Brass Elimbor versuchte Arvan zu beruhigen. Das tut sie mit Absicht. Sie will zeigen, dass du geistig nicht würdig bist, um auf Elbanadors Burg zu weilen. Denke an nichts. Dann wirst du ihr keinen Widerstand entgegenbringen und nur ein Gefäß ihrer eigenen Gedanken sein.
Arvan versuchte, an nichts zu denken. Er fand das im ersten Moment nicht besonders schwer, so verwirrt wie er war.
Verwirrung ist nicht gleichmütige Leere, mahnte ihn Brass Elimbor jedoch.

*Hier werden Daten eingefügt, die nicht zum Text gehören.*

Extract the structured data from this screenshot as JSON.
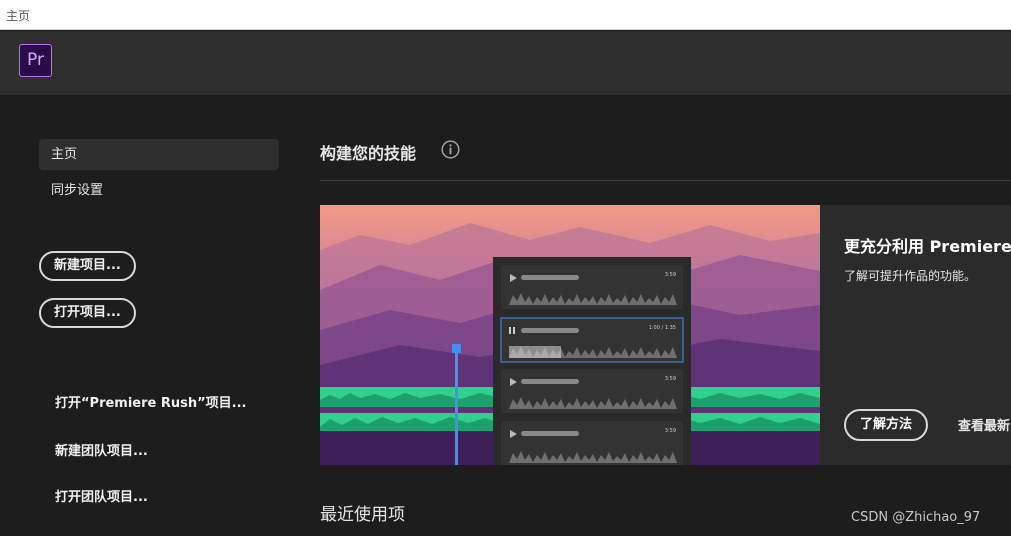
{
  "window": {
    "title": "主页"
  },
  "header": {
    "logo_text": "Pr",
    "logo_color": "#b76ff2"
  },
  "sidebar": {
    "nav": [
      {
        "label": "主页",
        "active": true
      },
      {
        "label": "同步设置",
        "active": false
      }
    ],
    "buttons": {
      "new_project": "新建项目...",
      "open_project": "打开项目..."
    },
    "links": {
      "open_rush": "打开“Premiere Rush”项目...",
      "new_team": "新建团队项目...",
      "open_team": "打开团队项目..."
    }
  },
  "main": {
    "skills_title": "构建您的技能",
    "info_icon": "info-icon",
    "card": {
      "title": "更充分利用 Premiere",
      "description": "了解可提升作品的功能。",
      "learn_button": "了解方法",
      "view_link": "查看最新",
      "tracks": [
        {
          "time": "3:59",
          "playing": false
        },
        {
          "time": "1:00 / 1:35",
          "playing": true
        },
        {
          "time": "3:59",
          "playing": false
        },
        {
          "time": "3:59",
          "playing": false
        }
      ],
      "accent": "#2fd18b"
    },
    "recent_title": "最近使用项"
  },
  "watermark": "CSDN @Zhichao_97"
}
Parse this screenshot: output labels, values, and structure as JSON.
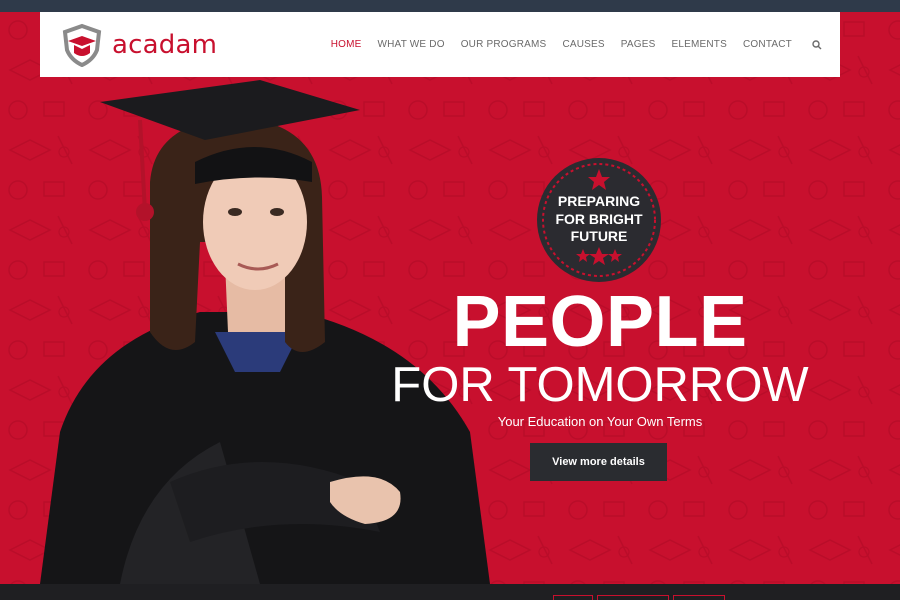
{
  "brand": {
    "name": "acadam",
    "accent": "#c8102e",
    "dark": "#2a2c30"
  },
  "nav": {
    "items": [
      {
        "label": "HOME",
        "active": true
      },
      {
        "label": "WHAT WE DO"
      },
      {
        "label": "OUR PROGRAMS"
      },
      {
        "label": "CAUSES"
      },
      {
        "label": "PAGES"
      },
      {
        "label": "ELEMENTS"
      },
      {
        "label": "CONTACT"
      }
    ],
    "search_icon": "search-icon"
  },
  "hero": {
    "badge_lines": [
      "PREPARING",
      "FOR BRIGHT",
      "FUTURE"
    ],
    "title": "PEOPLE",
    "subtitle": "FOR TOMORROW",
    "tagline": "Your Education on Your Own Terms",
    "cta_label": "View more details"
  }
}
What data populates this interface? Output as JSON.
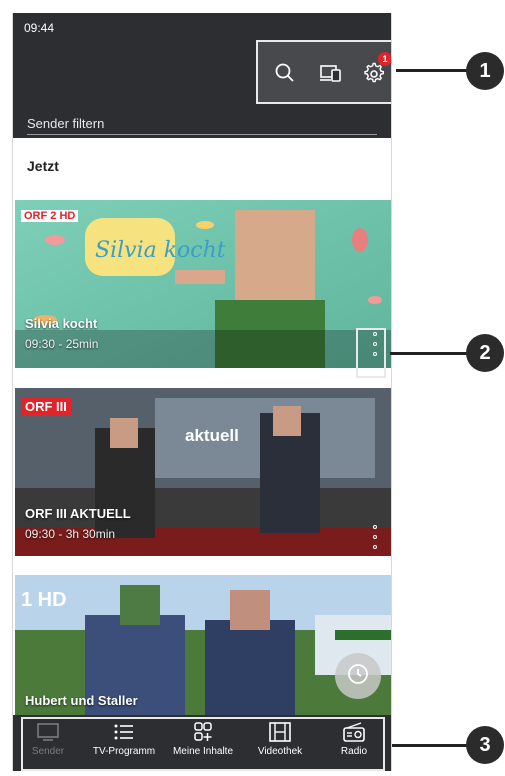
{
  "status_bar": {
    "time": "09:44"
  },
  "header": {
    "filter_placeholder": "Sender filtern",
    "settings_badge": "1",
    "icons": [
      "search-icon",
      "devices-icon",
      "settings-icon"
    ]
  },
  "section": {
    "title": "Jetzt"
  },
  "cards": [
    {
      "logo": "ORF 2 HD",
      "show_art_text": "Silvia kocht",
      "title": "Silvia kocht",
      "time": "09:30 - 25min"
    },
    {
      "logo": "ORF III",
      "show_art_text": "aktuell",
      "title": "ORF III AKTUELL",
      "time": "09:30 - 3h 30min"
    },
    {
      "logo": "1 HD",
      "title": "Hubert und Staller"
    }
  ],
  "bottom_nav": [
    {
      "label": "Sender",
      "icon": "tv-icon",
      "active": false
    },
    {
      "label": "TV-Programm",
      "icon": "list-icon",
      "active": true
    },
    {
      "label": "Meine Inhalte",
      "icon": "grid-add-icon",
      "active": true
    },
    {
      "label": "Videothek",
      "icon": "film-icon",
      "active": true
    },
    {
      "label": "Radio",
      "icon": "radio-icon",
      "active": true
    }
  ],
  "callouts": [
    "1",
    "2",
    "3"
  ],
  "colors": {
    "header_bg": "#2c2e31",
    "badge": "#e1232a",
    "callout": "#2b2b2b"
  }
}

Ein leeres Gefäß für die Gedankenkräfte anderer sollte er also sein. Er dachte daran, dass Lirandil den Elbenstab ebenfalls mit einem leeren Gefäß verglichen hatte, nachdem dessen Kräfte auf Ghool übergegangen waren. Irgendwie schien das auf seltsam anmutende Weise zueinanderzupassen.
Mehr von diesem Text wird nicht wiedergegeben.